Mid & Small Cap Picks:

* DOMS Industries (DOMS IN) | CMP: Rs2,528 | TP: Rs3,085 | Mcap: Rs153.4bn
DOMS is poised to benefit significantly from recent GST rate reductions. The GST on erasers has been reduced from 5% to nil, while the rate on sharpeners, pencils, and crayons has also been brought down from 12% to nil. Additionally, the GST on baby hygiene products has been reduced from 12% to 5%. As these categories comprise a substantial portion of DOMS’s product portfolio, the rate cuts are expected to enhance affordability, drive higher sales volumes, and support overall revenue growth. Along with GST benefits, production capacity of DOMS is likely to expand led by a greenfield expansion at Umbergaon to enhance capacity in writing instruments, watercolour pens, markers, and highlighters. The project, spread across a 44-acre land parcel, remains on schedule, with Rs700mn incurred towards capex in Q1FY26. Commercial production is expected to commence by Q4FY26E. Aided by capacity expansion in core stationery business, widening product basket, and strengthening distribution network, we expect sales/PAT CAGR of 24% over FY25-FY27E. We maintain ‘BUY’ on the stock with a TP of Rs3,085 (60x FY27E EPS).

* Eris Lifesciences (ERIS IN) | CMP: Rs1,610 | TP: Rs1,975 | MCap: Rs123.7bn
Eris has opted for inorganic route to diversify and scale up existing portfolio. This has been implemented without diluting margins. We expect margins to scale up from the current level of 35% in FY25 as revenue scales up from recent acquisitions, which are currently operating at suboptimal profitability. The company has multiple growth levers such as broad-based offerings in the derma segment, tapping GLP-1 market, demand supply mismatch in insulin segment, creating large injectable franchise across India and RoW market and benefits of operating leverage. Our FY26 and FY27E EBITDA broadly remains unchanged. We maintain ‘BUY’ rating with revised TP of Rs1,975 (valuing at 20x EV/EBITDA on FY27E vs 18x earlier).

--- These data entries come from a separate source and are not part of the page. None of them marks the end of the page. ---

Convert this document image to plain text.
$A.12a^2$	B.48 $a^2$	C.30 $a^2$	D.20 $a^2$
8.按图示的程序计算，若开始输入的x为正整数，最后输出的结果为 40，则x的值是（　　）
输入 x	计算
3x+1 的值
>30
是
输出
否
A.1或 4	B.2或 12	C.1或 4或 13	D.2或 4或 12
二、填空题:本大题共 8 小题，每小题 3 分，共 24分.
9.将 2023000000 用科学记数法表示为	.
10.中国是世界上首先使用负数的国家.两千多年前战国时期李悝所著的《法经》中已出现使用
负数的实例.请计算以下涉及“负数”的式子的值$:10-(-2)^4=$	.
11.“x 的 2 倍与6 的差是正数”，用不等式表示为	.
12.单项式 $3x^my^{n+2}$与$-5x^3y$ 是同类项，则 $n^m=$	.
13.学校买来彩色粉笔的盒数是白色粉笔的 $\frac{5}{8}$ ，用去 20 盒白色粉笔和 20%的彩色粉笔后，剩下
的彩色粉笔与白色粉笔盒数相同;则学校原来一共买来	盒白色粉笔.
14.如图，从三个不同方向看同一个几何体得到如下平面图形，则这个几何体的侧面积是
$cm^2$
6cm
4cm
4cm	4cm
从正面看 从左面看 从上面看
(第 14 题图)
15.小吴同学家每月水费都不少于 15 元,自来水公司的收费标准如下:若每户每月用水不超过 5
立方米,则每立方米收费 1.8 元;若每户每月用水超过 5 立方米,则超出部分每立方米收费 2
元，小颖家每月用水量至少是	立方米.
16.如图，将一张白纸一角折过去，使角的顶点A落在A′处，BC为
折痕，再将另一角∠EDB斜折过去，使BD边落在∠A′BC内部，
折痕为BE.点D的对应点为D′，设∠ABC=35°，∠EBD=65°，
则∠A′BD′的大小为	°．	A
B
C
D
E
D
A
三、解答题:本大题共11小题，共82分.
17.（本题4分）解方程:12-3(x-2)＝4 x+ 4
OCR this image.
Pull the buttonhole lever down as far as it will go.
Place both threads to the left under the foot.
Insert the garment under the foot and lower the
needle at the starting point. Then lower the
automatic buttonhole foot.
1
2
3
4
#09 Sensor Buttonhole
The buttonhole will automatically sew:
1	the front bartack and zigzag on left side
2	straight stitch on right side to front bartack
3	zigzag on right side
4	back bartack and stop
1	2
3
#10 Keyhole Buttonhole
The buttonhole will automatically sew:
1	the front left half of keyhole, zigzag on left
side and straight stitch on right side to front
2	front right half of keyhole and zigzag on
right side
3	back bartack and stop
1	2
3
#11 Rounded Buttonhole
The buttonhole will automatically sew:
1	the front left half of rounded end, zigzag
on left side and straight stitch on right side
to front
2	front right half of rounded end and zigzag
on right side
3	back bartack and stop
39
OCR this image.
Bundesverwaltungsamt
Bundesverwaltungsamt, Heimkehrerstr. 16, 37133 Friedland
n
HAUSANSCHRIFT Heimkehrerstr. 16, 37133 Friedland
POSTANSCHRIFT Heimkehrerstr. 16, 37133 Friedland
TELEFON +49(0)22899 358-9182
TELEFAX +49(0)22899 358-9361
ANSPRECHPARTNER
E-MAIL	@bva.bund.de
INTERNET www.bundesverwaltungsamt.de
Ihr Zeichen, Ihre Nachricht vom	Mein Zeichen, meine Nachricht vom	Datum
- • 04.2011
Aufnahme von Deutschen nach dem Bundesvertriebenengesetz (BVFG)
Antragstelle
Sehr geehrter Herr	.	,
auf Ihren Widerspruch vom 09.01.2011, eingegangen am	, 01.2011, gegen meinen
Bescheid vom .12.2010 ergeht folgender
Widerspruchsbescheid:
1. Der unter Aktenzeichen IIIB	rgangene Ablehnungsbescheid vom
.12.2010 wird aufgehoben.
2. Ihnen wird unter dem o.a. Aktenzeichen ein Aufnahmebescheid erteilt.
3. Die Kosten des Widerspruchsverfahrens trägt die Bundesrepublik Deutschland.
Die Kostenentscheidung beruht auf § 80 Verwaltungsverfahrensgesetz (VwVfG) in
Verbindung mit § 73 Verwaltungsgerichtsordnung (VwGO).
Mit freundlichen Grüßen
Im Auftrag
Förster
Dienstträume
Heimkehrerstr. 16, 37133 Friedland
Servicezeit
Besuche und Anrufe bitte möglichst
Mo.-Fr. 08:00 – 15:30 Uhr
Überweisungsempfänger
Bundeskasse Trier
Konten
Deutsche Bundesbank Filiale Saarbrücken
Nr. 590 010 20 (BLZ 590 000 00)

* KEI Industries (KEII IN) | CMP: Rs4,312 | TP: Rs4,946 | MCap: Rs412.0bn
We have a high conviction BUY on KEI with target price of Rs4,946 valuing at 40x FY27E. KEI is expecting 18%/20%+ for FY26/FY27, supported by strong volume momentum, strategic capacity expansion, and export growth. KEI is targeting revenue of Rs250bn by FY30 supported by its investments in greenfield capacity, robust demand for power cables, and improving export mix. We expect revenue/EBITDA/PAT CAGR of 21.0%/23.8%/22.8% for FY25-28E.